Birkaç gün geçti. O günden sonra bana karşı daha hassas davranmaya başladılar ya da o kadar ağlamama acıdılar bilmiyorum. O konu bir daha açılmadı. O soru bir kez daha sorulmadı. Ama keşke hesabını sormak istedikleri şey her neyse bana değil, Meşter'e sorabilselerdi. Yüreğimin parçalanmışlığı yüzüme yansımıştı. Beynimin içindeki sorular ruhumu daraltmış, çaresizlik içinde köşeye çökmüştüm. Ne zaman bitecekti bu işkence? Nereye kadar? Nefes almaya çalışmak için sokağa vurdum kendimi. Belimde olan saçlarımı omuz hizasında kestirmek için bir kuaföre girdim. Geçmişin karanlık yüzüne tanıklık etmiş sevgili saçlarım, annemin ağlarken ilk defa tattığım merhametli her okşamasında teselli bulduğum saçlarım artık yoktu. Haber vermeden çıkmıştım. Yalandan endişelenmişler. İlgili görünmek için maksat. Saçlarımı kestirdiğimi ilk görenler annem ve teyzem oldu. Neden diye soramadılar. Sadece gülümsedim bu şaşkın bakışlarına.
Anneannem yaz aylarında Adana'nın sıcağına dayanamayıp yaylaya giderdi. Yayla zamanıydı yine. Annem, ben, Muhammet ve iki teyzem topladık eşyaları düştük yaylanın yollarına. Bana gösterilen iyi yüzler meğer oraya varana kadarmış. Herkes değişti sanki beni düşman gibi görüyorlardı. Kafalarında bana dair ne kurguladılar acaba? Bunun yanıtı o gün amcamın dilindeki o iğrenç soruyla bağdaşıyordu.

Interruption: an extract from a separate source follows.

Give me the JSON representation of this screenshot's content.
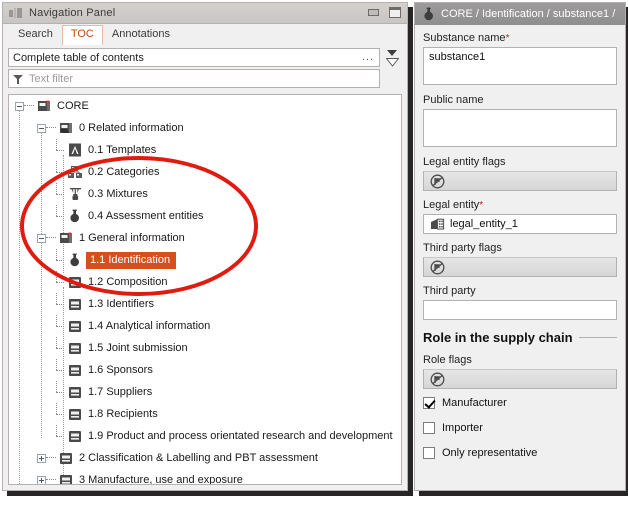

Artık otursam suç, kalksam suç, yatsam suç, her şeyim suçtu. Tamam ama birkaç günde ne değişti anlamadım. Gelen bir laf çarpıyor giden bir laf çarpıyordu. Öyle keskin cümleler ki her biri tokat gibi. Ne yapsam gözlerine batıyordu. Dağın başı, ne yapacağım ben burada? Ya yatacağım ya dolanacağım ama hepsi suç, hepsi yasak. Telefonuma da el koyulmuştu. Kafalarının içindeki beklenti karşılanmayınca onun da cezası bana kesildi. Ne yani, beni Meşter'e tapuladılar da haberim mi yoktu? Kim bilir, elin gariban çocukları hakkında neler düşündüler. O namussuz da hiç yamuk mesaj atmaz ki. Öyle şeytan ki o.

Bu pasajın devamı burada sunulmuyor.